I can just picture how the umpire behind the plate will react: “Ball one”, “ball two”, “ball three”, “Ball four”—over and over and over again, ad nauseam. And this reminds me of a very funny—and true—story about what happened back in the early 1950s.
You know the balk rule and its proviso that if there’s a runner or runners on base it’s a balk if the pitcher fails to come to a complete stop of one second before delivering the pitch. Well, the Yankee pitchers had been getting away with murder, just coming to a slight hesitation. Well, in 1952, I believe it was, the umpires decided to enforce the rule, and one day when Vic Raschi was pitching, and he came to that slight hesitation not once, but four times, and each time he was called for a balk.
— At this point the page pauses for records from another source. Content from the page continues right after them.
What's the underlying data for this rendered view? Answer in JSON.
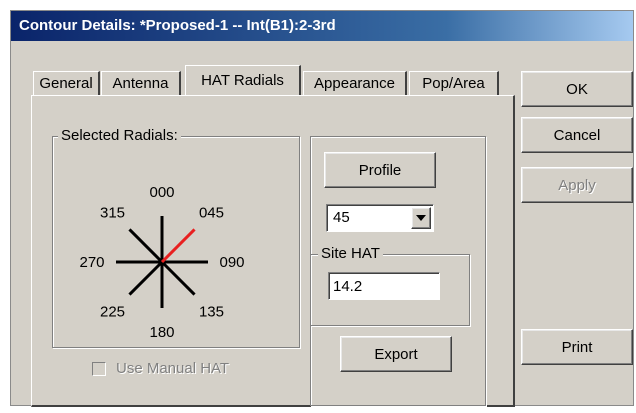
{
  "window": {
    "title": "Contour Details: *Proposed-1 -- Int(B1):2-3rd"
  },
  "tabs": [
    {
      "label": "General"
    },
    {
      "label": "Antenna"
    },
    {
      "label": "HAT Radials"
    },
    {
      "label": "Appearance"
    },
    {
      "label": "Pop/Area"
    }
  ],
  "active_tab": "HAT Radials",
  "selected_radials": {
    "label": "Selected Radials:",
    "directions": [
      "000",
      "045",
      "090",
      "135",
      "180",
      "225",
      "270",
      "315"
    ],
    "highlighted": "045",
    "highlight_color": "#e82020",
    "line_color": "#000000"
  },
  "profile": {
    "button_label": "Profile",
    "radial_select_value": "45"
  },
  "site_hat": {
    "label": "Site HAT",
    "value": "14.2"
  },
  "use_manual_hat": {
    "label": "Use Manual HAT",
    "checked": false,
    "enabled": false
  },
  "buttons": {
    "ok": "OK",
    "cancel": "Cancel",
    "apply": "Apply",
    "export": "Export",
    "print": "Print"
  },
  "colors": {
    "dialog_bg": "#d4d0c8",
    "title_start": "#0a246a",
    "title_end": "#a6caf0"
  }
}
He was ready to scream—but Allie Reynolds managed to calm him down and said that he would put a stop to it.
Reynolds was pitching the next day, and there was at one point a runner on first. He got the ball—and he held it and held it and held it. Then he called time, stepped off the mound, went to the rosin bag and futzed with it for a minute or so—and then got back on the rubber and held on to the ball for what seemed an eternity. By now the plate umpire was getting very restless, even a little exasperated, and he went out to the mound and asked Reynolds, "Why don’t you throw the ball?"
Reynolds: “I’m afraid to.” Allie Pierce Reynolds, who was not afraid of anything.
Umpire: "What do you mean, you’re afraid to throw the ball?"
Reynolds: "Because if I let go of the ball you’re going to call me for a balk."
The umpire spluttered and then burst out laughing. Then he decreed that for the rest of the season the Yankee pitchers, and ONLY the Yankee pitchers, would be permitted to come to that slight hesitation when pitching from the stretch.
The following season everybody paid attention to the balk rule.